Ce ne sont pourtant pas les écritures qui s’uniformisent, mais la détestable pratique du copier/ coller des dépêches de l’AFP qui se généralise, à la virgule près.
Il donne également une définition du journaliste, juste mais partielle : c'est avant tout un carnet d'adresses, de contacts privilégiés qu'on peut solliciter à tout moment pour obtenir une information, un commentaire ou une confirmation ; certes, mais il ne dit rien des contreparties exigées pour que les sources ne se tarissent pas, qu’il s’agisse d’une injonction d’un cabinet ministériel ou de la suggestion appuyée d’un actionnaire : certains articles, dans la forme comme sur le fond frôlent parfois le billet de commande.

Quand le « journalisme d’inquisition » remplace le « journalisme d’investigation »

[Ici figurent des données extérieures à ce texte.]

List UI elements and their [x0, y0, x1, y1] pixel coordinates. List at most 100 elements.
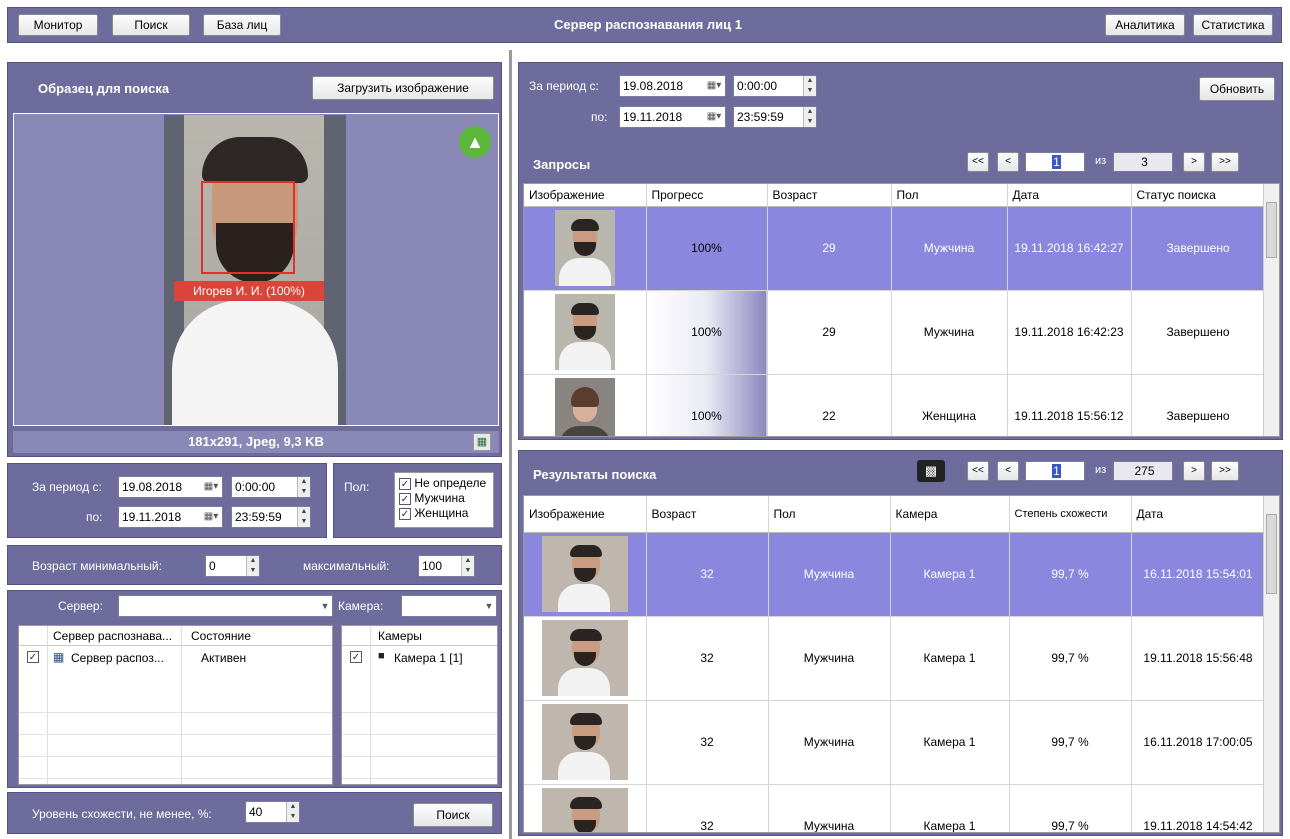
- queries-col-age[interactable]: Возраст: [767, 184, 892, 207]
- pager-prev-button[interactable]: <: [997, 461, 1019, 481]
- pager-next-button[interactable]: >: [1183, 461, 1205, 481]
- result-similarity: 99,7 %: [1009, 784, 1132, 832]
- queries-row[interactable]: 100% 29 Мужчина 19.11.2018 16:42:27 Заве…: [524, 206, 1266, 291]
- statistics-button[interactable]: Статистика: [1193, 14, 1273, 36]
- similarity-value: 40: [249, 805, 263, 819]
- queries-col-image[interactable]: Изображение: [524, 184, 647, 207]
- results-col-camera[interactable]: Камера: [890, 496, 1010, 533]
- results-row[interactable]: 32 Мужчина Камера 1 99,7 % 19.11.2018 14…: [524, 784, 1266, 832]
- results-col-image[interactable]: Изображение: [524, 496, 647, 533]
- server-select[interactable]: ▼: [118, 595, 333, 617]
- queries-col-date[interactable]: Дата: [1007, 184, 1132, 207]
- filter-date-from[interactable]: 19.08.2018 ▦▾: [118, 476, 223, 498]
- spinner-icon[interactable]: ▲ ▼: [246, 556, 259, 576]
- pager-prev-button[interactable]: <: [997, 152, 1019, 172]
- queries-date-to[interactable]: 19.11.2018 ▦▾: [619, 106, 726, 128]
- results-scrollbar[interactable]: [1263, 496, 1279, 832]
- camera-select[interactable]: ▼: [401, 595, 497, 617]
- chevron-down-icon: ▼: [484, 601, 494, 611]
- results-header-row: Изображение Возраст Пол Камера Степень с…: [524, 496, 1266, 533]
- queries-col-progress[interactable]: Прогресс: [646, 184, 768, 207]
- age-max-input[interactable]: 100 ▲ ▼: [418, 555, 475, 577]
- query-status: Завершено: [1131, 290, 1266, 375]
- checkbox-icon[interactable]: ✓: [399, 507, 411, 520]
- queries-time-to[interactable]: 23:59:59 ▲ ▼: [733, 106, 817, 128]
- filter-date-to[interactable]: 19.11.2018 ▦▾: [118, 506, 223, 528]
- spinner-icon[interactable]: ▲ ▼: [286, 802, 299, 822]
- calendar-icon[interactable]: ▦▾: [200, 507, 222, 527]
- calendar-icon[interactable]: ▦▾: [200, 477, 222, 497]
- print-icon[interactable]: ▩: [917, 460, 945, 482]
- queries-col-status[interactable]: Статус поиска: [1131, 184, 1266, 207]
- results-col-age[interactable]: Возраст: [646, 496, 769, 533]
- queries-date-from-value: 19.08.2018: [623, 79, 684, 93]
- queries-title: Запросы: [533, 157, 591, 172]
- gender-option-label: Не определе: [414, 476, 487, 490]
- queries-col-gender[interactable]: Пол: [891, 184, 1008, 207]
- results-row[interactable]: 32 Мужчина Камера 1 99,7 % 19.11.2018 15…: [524, 616, 1266, 701]
- query-progress: 100%: [646, 374, 768, 436]
- camera-row[interactable]: ✓ ■ Камера 1 [1]: [342, 648, 497, 668]
- results-row[interactable]: 32 Мужчина Камера 1 99,7 % 16.11.2018 17…: [524, 700, 1266, 785]
- pager-next-button[interactable]: >: [1183, 152, 1205, 172]
- queries-date-from[interactable]: 19.08.2018 ▦▾: [619, 75, 726, 97]
- splitter[interactable]: [509, 50, 512, 839]
- checkbox-icon[interactable]: ✓: [399, 477, 411, 490]
- query-progress: 100%: [646, 290, 768, 375]
- camera-table: Камеры ✓ ■ Камера 1 [1]: [341, 625, 498, 785]
- filter-time-from-value: 0:00:00: [235, 480, 276, 494]
- pager-page-input[interactable]: 1: [1025, 461, 1085, 481]
- similarity-input[interactable]: 40 ▲ ▼: [245, 801, 300, 823]
- results-col-gender[interactable]: Пол: [768, 496, 891, 533]
- pager-first-button[interactable]: <<: [967, 461, 989, 481]
- age-min-input[interactable]: 0 ▲ ▼: [205, 555, 260, 577]
- spinner-icon[interactable]: ▲ ▼: [297, 507, 310, 527]
- queries-header-row: Изображение Прогресс Возраст Пол Дата Ст…: [524, 184, 1266, 207]
- results-panel: Результаты поиска ▩ << < 1 из 275 > >> И…: [518, 450, 1283, 836]
- checkbox-icon[interactable]: ✓: [350, 651, 362, 663]
- refresh-button[interactable]: Обновить: [1199, 77, 1275, 101]
- queries-scrollbar[interactable]: [1263, 184, 1279, 436]
- gender-panel: Пол: ✓ Не определе ✓ Мужчина ✓ Женщина: [333, 463, 502, 538]
- gender-option-undefined[interactable]: ✓ Не определе: [399, 476, 493, 491]
- checkbox-icon[interactable]: ✓: [27, 651, 39, 663]
- calendar-icon[interactable]: ▦▾: [703, 76, 725, 96]
- save-image-icon[interactable]: ▦: [473, 433, 491, 451]
- queries-time-from[interactable]: 0:00:00 ▲ ▼: [733, 75, 817, 97]
- results-col-similarity[interactable]: Степень схожести: [1009, 496, 1132, 533]
- pager-page-input[interactable]: 1: [1025, 152, 1085, 172]
- query-status: Завершено: [1131, 206, 1266, 291]
- results-row[interactable]: 32 Мужчина Камера 1 99,7 % 16.11.2018 15…: [524, 532, 1266, 617]
- query-age: 22: [767, 374, 892, 436]
- face-base-button[interactable]: База лиц: [203, 14, 281, 36]
- result-age: 32: [646, 616, 769, 701]
- search-button[interactable]: Поиск: [413, 803, 493, 827]
- queries-row[interactable]: 100% 22 Женщина 19.11.2018 15:56:12 Заве…: [524, 374, 1266, 436]
- filter-time-from[interactable]: 0:00:00 ▲ ▼: [231, 476, 311, 498]
- pager-last-button[interactable]: >>: [1211, 152, 1239, 172]
- pager-first-button[interactable]: <<: [967, 152, 989, 172]
- spinner-icon[interactable]: ▲ ▼: [803, 76, 816, 96]
- spinner-icon[interactable]: ▲ ▼: [461, 556, 474, 576]
- result-camera: Камера 1: [890, 532, 1010, 617]
- analytics-button[interactable]: Аналитика: [1105, 14, 1185, 36]
- gender-option-male[interactable]: ✓ Мужчина: [399, 491, 493, 506]
- search-tab-button[interactable]: Поиск: [112, 14, 190, 36]
- server-row[interactable]: ✓ ▦ Сервер распоз... Активен: [19, 648, 332, 668]
- queries-period-from-label: За период с:: [529, 79, 599, 93]
- load-image-button[interactable]: Загрузить изображение: [312, 76, 494, 100]
- queries-date-to-value: 19.11.2018: [623, 110, 683, 124]
- monitor-button[interactable]: Монитор: [18, 14, 98, 36]
- gender-option-female[interactable]: ✓ Женщина: [399, 506, 493, 521]
- chevron-down-icon: ▼: [320, 601, 330, 611]
- filter-time-to-value: 23:59:59: [235, 510, 282, 524]
- pager-of-label: из: [1095, 155, 1107, 167]
- pager-last-button[interactable]: >>: [1211, 461, 1239, 481]
- results-col-date[interactable]: Дата: [1131, 496, 1266, 533]
- spinner-icon[interactable]: ▲ ▼: [297, 477, 310, 497]
- calendar-icon[interactable]: ▦▾: [703, 107, 725, 127]
- queries-row[interactable]: 100% 29 Мужчина 19.11.2018 16:42:23 Заве…: [524, 290, 1266, 375]
- spinner-icon[interactable]: ▲ ▼: [803, 107, 816, 127]
- checkbox-icon[interactable]: ✓: [399, 492, 411, 505]
- filter-time-to[interactable]: 23:59:59 ▲ ▼: [231, 506, 311, 528]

Cette dérive du journalisme, Eric Fottorino en livre une analyse édifiante, qui valide a posteriori les accusations de Péan et Cohen.
L’enquête minutieuse qu’Eric Fottorino conduira sur les réseaux de Charles Pasqua en Afrique et sur leur mobilisation éventuelle dans le financement de la campagne d’Edouard Balladur, connaîtra des péripéties dignes d’un bon polar. L’article sera laissé au « Frigo » plusieurs mois, pour finir par être édulcoré au terme d’une « relecture » par Edwy Plenel, et manifestement par Daniel Léandri, surnommé « le Berger », l’homme de confiance de Charles Pasqua ; l’épisode donne la mesure des relations privilégiées entretenues entre la rédaction d’un grand journal de référence comme Le Monde et le pouvoir. Comme le souligne Eric Fottorino, avec une lucidité teintée d’amertume, « Je n’avais pas mesuré combien, par mon enquête, j’avais dérangé un ordre des choses bien compris entre les enquêteurs spécialisés du Monde et le ministre de l’Intérieur …. L’investigation, oui, mais les investigateurs avaient leurs sources, qu’ils pouvaient être enclins à ménager ».
Cet épisode sera dénoncé plus tard par Péan et Cohen dans « La face cachée du Monde », pour ce qu’il était, une opération de censure qui ne veut pas dire son nom. Cela vaudra à Eric Fottorino d’être mis sur la touche un moment.
Au-delà de l’anecdote, cet épisode met en lumière les petits arrangements entre la Presse et le Pouvoir, malgré ses protestations d’indépendance. Ce n’est pas le moindre intérêt de ce Tour du Monde, que de mettre de la chair autour de ce cadavre dans le placard !
De la même manière, Eric Fottorino rend compte d’une autre dérive du Monde, sous l’ère d’Edwy Plenel, de Jean-Marie Colombani et d’Alain Minc, qui coûtera au Journal : la perte de confiance durable de son lectorat. Après avoir écarté les véritables gardiens du temple qu’étaient Patrick Jarreau, et Alain Frachon, le triumvirat a engagé Le Monde dans une croisade généralisée, s’arrogeant un rôle de censeur « distribuant les bons et les mauvais points » contre certaines cibles politiques « désignées » puis, contre les dirigeants du CAC 40, et Eric Fottorino d’énumérer les attaques répétées contre des cibles désignées (les « campagnes de presse hostiles frisant la chasse à l’homme » telles que les dénonçaient en leur temps Péan et Cohen) : Roland Dumas, Jacques Toubon, Alain Juppé, ou Dominique Baudis dans l’affaire Alègre, et bien d’autres, et qui se révèleront infondées ; la stigmatisation systématique des entrepreneurs et des patrons jusqu’à la caricature … Le Monde mis au service d’une idéologie, et à bien des égards, transformé en instrument d’intérêts politiques : on est bien loin de l’éthique et du rôle du journalisme.
En contrepoint, Eric Fottorino délivre sa conception d’un journalisme éthique, encore convaincu de la hauteur de sa mission, mais reconnaît ses limites dans un monde d’influence, de manœuvres florentines et de pression du scoop : « L’absence de réseaux, le mépris du clientélisme, l’imperméabilité au jeu politique, ce fut ma force, ce fut aussi ma faiblesse ».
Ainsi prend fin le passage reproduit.